Desde os anos 60 temos visto o lançamento de inúmeros programas científicos destinados à pesquisa da vida extraterrestre. Projetos variados, estabelecidos com cifras vultuosas pelos governos norte-americano e soviético, duraram décadas e empreenderam a participação de cientistas do mais alto nível. O que estas iniciativas tentaram foi a captação de ondas de rádio eventualmente emitidas por outras civilizações, residindo em outros planetas. Cientistas e estudiosos pretenderam que tais programas pudessem captar sinais inteligentes de seres não-terrestres. Em 1996, tal empreendimento foi excepcionalmente bem dramatizado no filme Contato, em que uma obstinada cientista tenta a todo o custo ouvir as estrelas – e consegue. Ellie, o personagem de Jodie Foster, acaba captando sinais que viriam de um planeta orbitando a estrela Vega. Curiosamente, na vida real, é em Vega que a maioria dos astrônomos e exobiólogos deposita boa parte de suas esperanças de encontrar vida alienígena.
Entre os programas mais bem estruturados para se ouvir as estrelas está o Search for Extraterrestrial Intelligence (SETI), ou Busca por Inteligência Extraterrestre [www.seti-inst.Edu], criado pelo cientista e autor Frank Drake, da Universidade de Stanford, na Califórnia. Em sua empreitada, o SETI construiu uma rede de potentes radiotelescópios e há anos vem se valendo da ajuda de milhões de voluntários em todo o mundo, que cedem seus computadores domésticos – quando conectados à internet – para que se efetuem os cálculos necessários para se definir se os sons recebidos têm padrão inteligente. Tais computadores recebem dados de uma central e os computam, durante o tempo ocioso das máquinas, quando não estão sendo usadas por seus proprietários.
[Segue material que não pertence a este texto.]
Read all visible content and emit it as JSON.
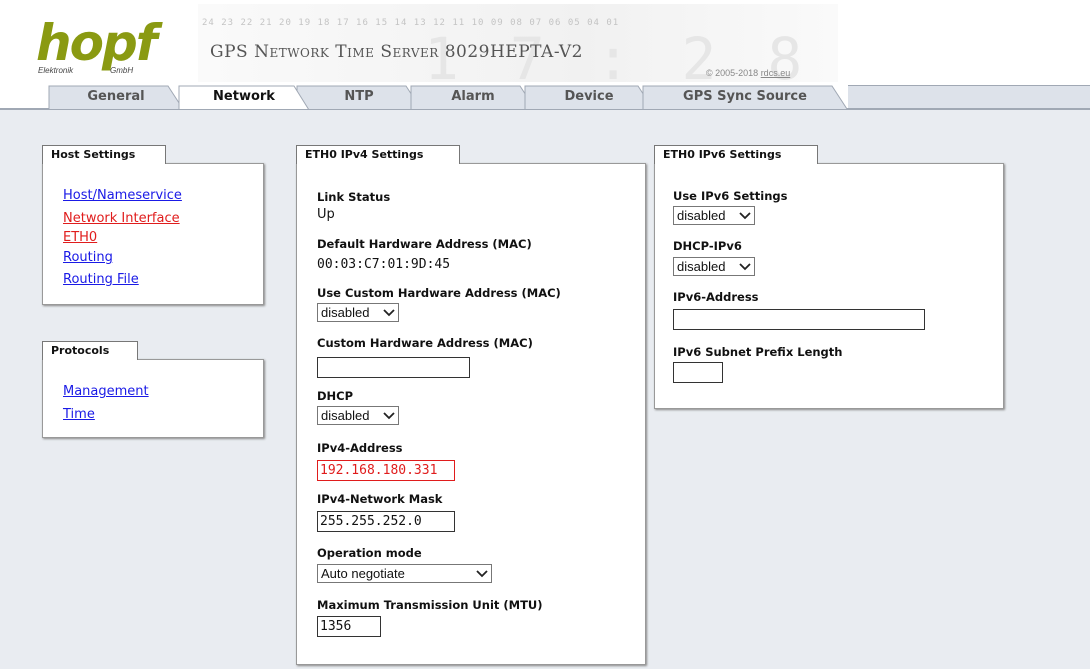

Sem dúvidas, tal processo é o resultado de uma engenhosa manobra para se descobrir se estamos ou não sozinhos neste vasto universo. Os cientistas crêem que não, mas querem ter provas efetivas. Há alguns anos, o Governo norte-americano anunciou a destinação de mais 150 milhões para a mesma busca científica, através da implementação de novos campos com gigantescas antenas, voltadas para as estrelas onde se crê haver maiores chances de se encontrar vida. Estes instrumentos varreriam o céu em busca de quaisquer indícios que indiquem uma civilização alienígena. A cifra é desprezível, se comparada ao bilionário orçamento do programa espacial da NASA. Mas é assombrosa sob quaisquer outros parâmetros! E mais assombroso ainda é o fato de os EUA estarem dispostos a investir tamanha soma em um projeto semelhante a vários anteriores, que jamais deram quaisquer resultados. Isso mesmo: mesmo sendo mantidos há décadas, jamais tais programas receberam sinais inteligentes provenientes de fora da Terra. Ou, se receberam, seus responsáveis não os divulgaram...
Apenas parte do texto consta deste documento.